On Mon, Apr 16, 2018 at 07:34:29PM +0000, Yann Collet wrote:
> Hi Singh
>
> I don't have any strong opinion on this topic.
>
> You made your case clear:
> your variant trades a little bit of speed for a little bit more compression ratio.
> In the context of zram, it makes sense, and I would expect it to work, as advertised in your benchmark results.
> (disclaimer: I haven't reproduced these results, just, they look reasonable to me, I have no reason to doubt them).
>
> So, the issue is less about performance, than about code complexity.
>
> As mentioned, this is an incompatible variant.
> So, it requires its own entry point, and preferably its own code path
> (even if it's heavily duplicated,
> mixing it with regular lz4 source code, as proposed in the patch, will be bad for maintenance,
> and can negatively impact regular lz4 usage, outside of zram).
>
> So that's basically the "cost" of adding this option.
>
> Is it worth it?
> Well, this is completely outside of my responsibility area, so I really can't tell.
> You'll have to convince people in charge that the gains are worth their complexity,
> since _they_ will inherit the duty to keep the system working through its future evolutions.
> At a minimum, you are targeting maintainers of zram and the crypto interface.
> For this topic, they are the right people to talk to.
>
>
> On 4/16/18, 04:09, "Maninder Singh" <[email protected]> wrote:
>
>
> Hello Nick/ Yann,
>
> Any inputs regarding LZ4 dyn results & lz4 dyn approach.
>
> >Hello Nick/Sergey,
> >
> >Any suggestion or comments, so that we can change code and resend the patch?
> >
> >> Hi Nick / Sergey,
> >>
> >>
> >> We have compared LZ4 Dyn with Original LZ4 using some samples of realtime application data(4Kb)
> >> compressed/decompressed by ZRAM. For comparison we have used lzbench (https://github.com/inikep/lzbench)
> >> we have implemented dedicated LZ4 Dyn API & kept last literal length as 6 to avoid overhead
> >> of checks. It seems in average case there is a saving of 3~4% in compression ratio with almost same compression
> >> speed and minor loss in decompression speed (~50MB/s) when compared with LZ4.
> >>
> >> Comparison of Lz4 Dyn with LZO1x is also done as LZO1x is default compressor of ZRAM.
> >>

Unfortunately the track record of maintaining compression code in the Linux
kernel is not great. zlib for example was forked from v1.2.3, which was
released in 2005, and hasn't been updated since besides some random drive-by
patches which have made it diverge even further from upstream. There have even
been bugs assigned CVE numbers in upstream zlib, and I don't think anyone has
looked at whether the Linux kernel version has those bugs or not.
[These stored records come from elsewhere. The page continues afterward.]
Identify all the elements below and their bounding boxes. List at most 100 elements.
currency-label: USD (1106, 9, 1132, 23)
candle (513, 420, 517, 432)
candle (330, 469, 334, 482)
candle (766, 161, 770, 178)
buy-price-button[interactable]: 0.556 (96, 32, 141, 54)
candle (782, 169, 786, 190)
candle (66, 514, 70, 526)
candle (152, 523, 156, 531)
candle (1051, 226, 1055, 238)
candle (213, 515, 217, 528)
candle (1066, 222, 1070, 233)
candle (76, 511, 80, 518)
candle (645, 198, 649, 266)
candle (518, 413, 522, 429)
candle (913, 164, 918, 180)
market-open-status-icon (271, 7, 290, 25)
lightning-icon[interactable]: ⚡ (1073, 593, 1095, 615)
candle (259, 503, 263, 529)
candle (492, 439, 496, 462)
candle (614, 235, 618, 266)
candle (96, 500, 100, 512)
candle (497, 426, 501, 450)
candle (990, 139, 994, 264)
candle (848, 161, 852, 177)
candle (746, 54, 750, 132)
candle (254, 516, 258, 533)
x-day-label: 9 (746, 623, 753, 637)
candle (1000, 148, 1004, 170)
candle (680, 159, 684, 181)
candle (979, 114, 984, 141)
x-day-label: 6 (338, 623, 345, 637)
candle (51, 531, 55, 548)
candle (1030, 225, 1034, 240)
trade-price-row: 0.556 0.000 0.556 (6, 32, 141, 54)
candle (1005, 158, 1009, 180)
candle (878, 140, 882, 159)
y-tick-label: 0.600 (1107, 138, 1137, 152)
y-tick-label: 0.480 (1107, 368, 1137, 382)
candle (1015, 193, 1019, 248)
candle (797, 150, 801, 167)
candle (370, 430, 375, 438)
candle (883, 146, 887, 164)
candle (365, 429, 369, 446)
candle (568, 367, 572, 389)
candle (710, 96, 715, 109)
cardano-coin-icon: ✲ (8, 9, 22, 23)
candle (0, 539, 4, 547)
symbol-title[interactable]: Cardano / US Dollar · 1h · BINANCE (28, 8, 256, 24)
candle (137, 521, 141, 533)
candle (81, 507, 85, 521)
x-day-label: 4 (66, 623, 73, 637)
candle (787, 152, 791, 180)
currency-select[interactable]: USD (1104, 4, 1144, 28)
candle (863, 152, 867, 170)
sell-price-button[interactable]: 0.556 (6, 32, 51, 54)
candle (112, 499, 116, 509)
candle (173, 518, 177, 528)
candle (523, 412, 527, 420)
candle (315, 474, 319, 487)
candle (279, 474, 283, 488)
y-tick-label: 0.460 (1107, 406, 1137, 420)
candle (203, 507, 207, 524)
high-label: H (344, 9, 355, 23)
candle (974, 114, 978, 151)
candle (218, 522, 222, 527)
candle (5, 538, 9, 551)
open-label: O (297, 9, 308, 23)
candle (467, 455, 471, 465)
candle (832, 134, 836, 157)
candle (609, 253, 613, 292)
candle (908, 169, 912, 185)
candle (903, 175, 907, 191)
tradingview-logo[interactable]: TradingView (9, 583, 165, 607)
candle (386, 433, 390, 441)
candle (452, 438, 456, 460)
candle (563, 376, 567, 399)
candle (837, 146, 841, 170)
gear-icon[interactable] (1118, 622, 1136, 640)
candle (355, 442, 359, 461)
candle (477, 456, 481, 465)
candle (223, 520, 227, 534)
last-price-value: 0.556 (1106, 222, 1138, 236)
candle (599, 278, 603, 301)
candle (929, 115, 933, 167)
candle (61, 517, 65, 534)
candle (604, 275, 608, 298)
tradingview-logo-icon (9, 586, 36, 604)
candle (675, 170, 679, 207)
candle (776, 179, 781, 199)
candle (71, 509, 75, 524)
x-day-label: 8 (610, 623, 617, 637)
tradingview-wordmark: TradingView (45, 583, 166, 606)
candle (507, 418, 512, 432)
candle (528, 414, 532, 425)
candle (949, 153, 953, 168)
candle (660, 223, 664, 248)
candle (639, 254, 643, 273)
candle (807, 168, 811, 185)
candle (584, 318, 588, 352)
The story with LZ4 is a bit better as someone updated it to v1.7.3 last year.
But, it took a lot of rounds of review in which I had to point out some subtle
regressions like the hash table size being accidentally changed, and things not
being inlined that should be. And of course now that version is outdated
already.

We also have LZO and Zstandard in the kernel to maintain too, as well as XZ
decompression.

And very problematically, *none* of these compression algorithms have a
maintainer listed in the MAINTAINERS file.

So in my opinion, as a prerequisite for this change, someone would need to
volunteer to actually maintain LZ4 in the kernel.

Thanks,

Eric